There is really not very much told about Freyas cats. In Gylfaginning, XXIV, we are told that

When she goes forth, she drives her cats and sits in a chariot.

(Note that the original actually specifies "two cats"). This is repeated in XLIX, when the gods travel to Balder's funeral:

... Freyja drove her cats.

In Skáldskaparmál, XX, we are also told of a kenning for her which is "of the Gib-Cats".

This is everything I've found in the primary sources that explicitly deals with Freya's cats.

The largest cats that is and were found in Scandinavia is the Eurasian Lynx, but it is unlikely that there is some confusion here. Considering that Frey was pulled by a boar, and Thor by goats, we should probably not speculate too much along the lines that they can not have been ordinary cats.

However, some scholars have wanted to link this with the Mediterranean goddess Cybele, who had a chariot pulled by lions (but this is likely coincidence). There is also a passage in the Saga of Eric the Red, in which a völva appears and does sejdr. She has her clothing described in detail, including a hood of lambskin, lined with white catskin, and gloves made of catskin, which had white fur turned inwards. Since Freya was associated with sejdr, this has suggested a connection with her cats. So, if you want to depict the cats, making them white would not be a totally wild guess.


The last passage on scholarly speculation is mostly out of Gro Steinsland's Fornnordisk religion.


Read something somewhere of a story of Thor running across a magic male cat who was singing to two grey kittens.
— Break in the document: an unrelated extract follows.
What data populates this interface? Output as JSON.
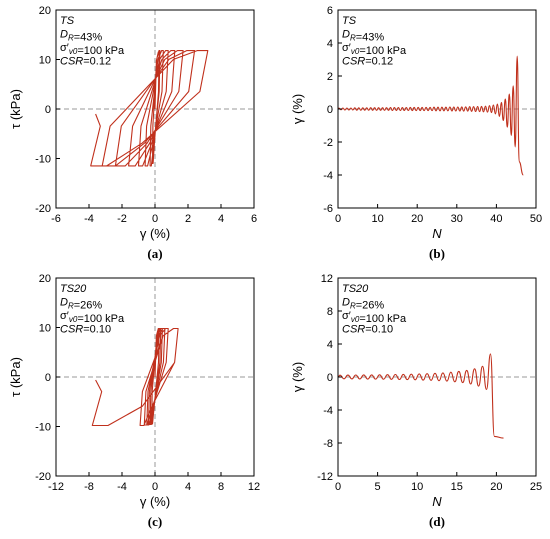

When Thor asked if the cat was the father it said yes and explains that he methrew a girl cat and they had the kittens and the mother cat left him as a single parent. The cat then asks Thor for help. Thor accepts thinking to give the kittens to Freya. The magic cato then turns into a bird and flies away.. Speculation is then they are the "Russian Blue" breed. Being as they had a magical father they could possibly be strong enough to pull a chariot, maybe change their size at will?